Home Outreach Leaders Articles for Outreach & Missions Is Your Church Exclusive? (You'd Be Surprised)

Is Your Church Exclusive? (You'd Be Surprised)

Like many other things, contextualization arises from a good seed (goal) but can sometimes grow into an unhealthy flower. We want to see people come to know Jesus, so we work hard to remove the cultural hurdles that come into play when we communicate the gospel. Contextualization in its most faithful form aims to remain faithful to the text (Bible) amid an ever-changing context (culture).

There can be some unintended consequences to an overly acute contextualization. Perhaps “blind spot” is a good term to capture this. Let me provide an example. Let’s say First Baptist Church (FBC) is working hard to reach the 20-somethings in their community. They build their staff, gear their services, consider their language and even tailor all of their communication toward this age group.

Let’s give them the benefit of the doubt that they are being absolutely faithful to the text in this context. We have best motives and best practices, so to speak. After a couple of years of slugging it out, they have 150 young people coming on a Sunday morning. Within four years, this doubles. They are plodding ahead. Their contextualization at FBC seems to be well thought out, careful and faithful.

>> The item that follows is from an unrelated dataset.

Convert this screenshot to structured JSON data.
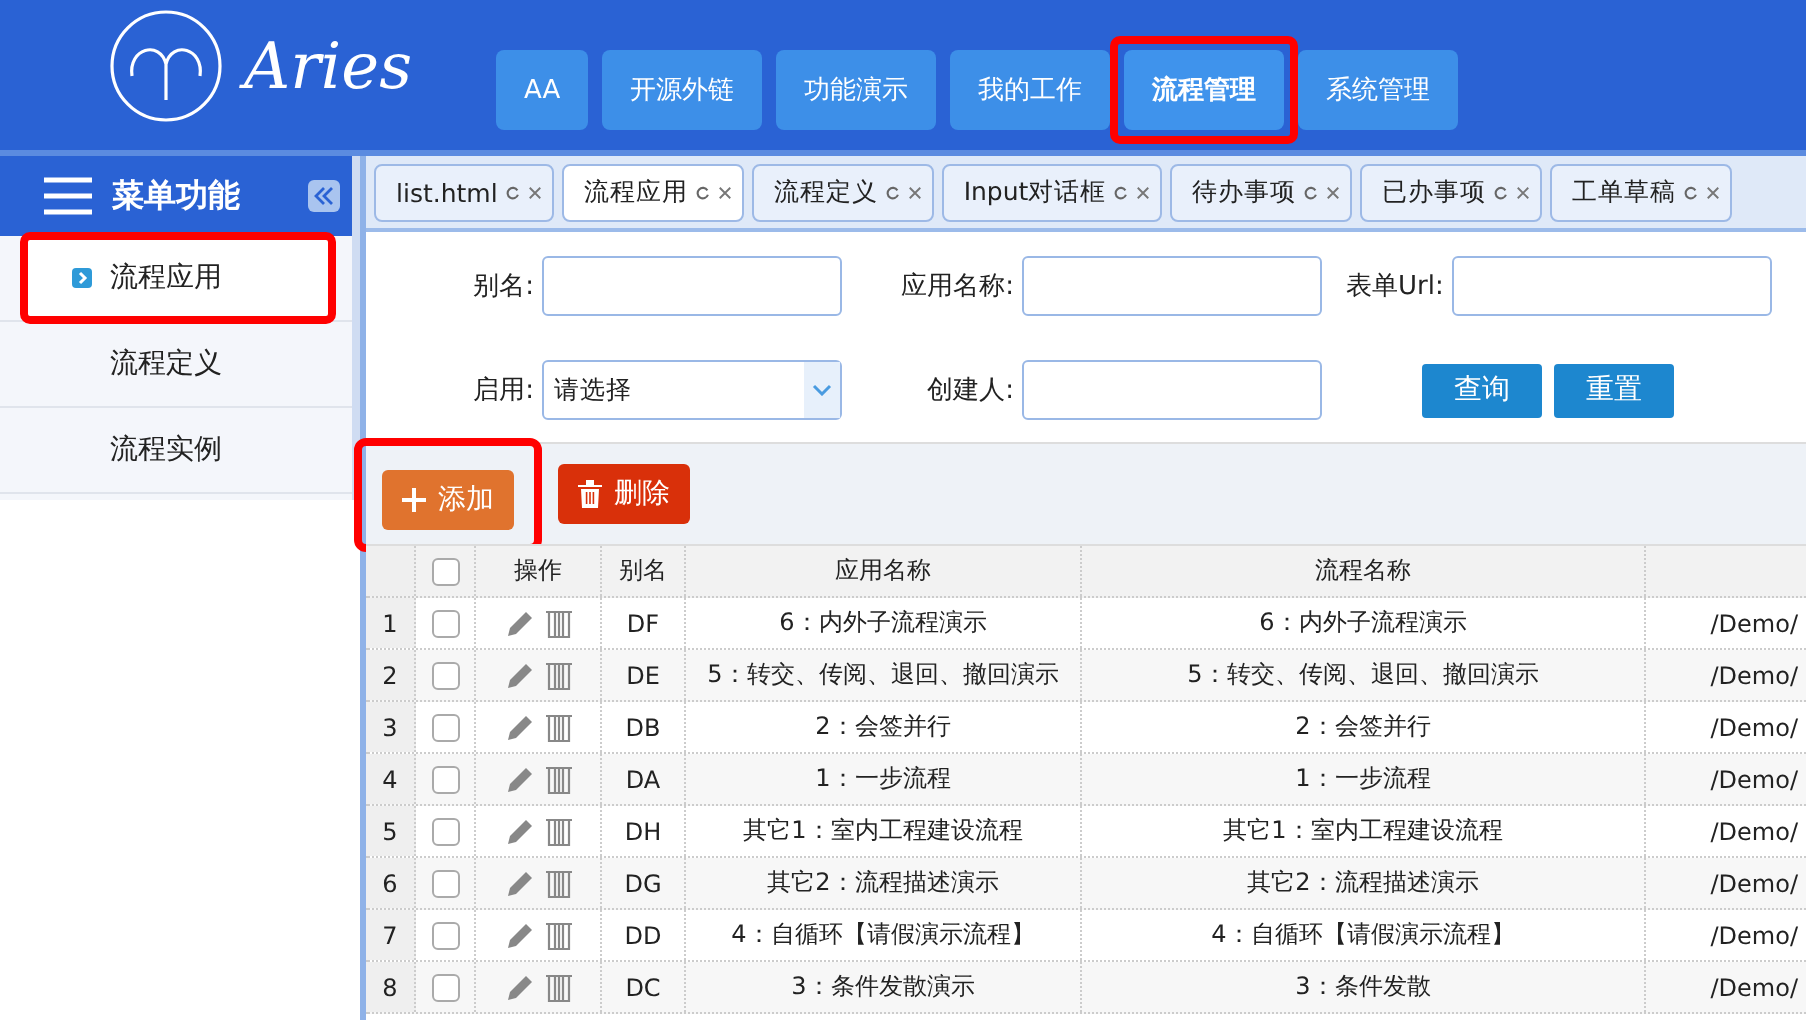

What could possibly be a drawback or a blind spot to this? Whenever you focus on a particular group of people, you will always exclude others. This may not be intentional, but incidental exclusion is still leaving people out. In my example above, you may draw some people toward your fellowship who are outside of the focus, but this will be the exception rather than the rule.

This is the heart of the blind spot and the issue that I wish more mission-minded, contextualized churches would realize: An overemphasis upon a particular “subculture” will exclude the majority of the types of people who “should” make up a church.

One might say, “Who are you to say what should make up a church?” Well, I can’t. I don’t. The Bible does, though. Churches should reflect the people in the communities around them as new disciples are made, trained and sent out. As just one example, take a stroll through the pastoral letters and you will see this.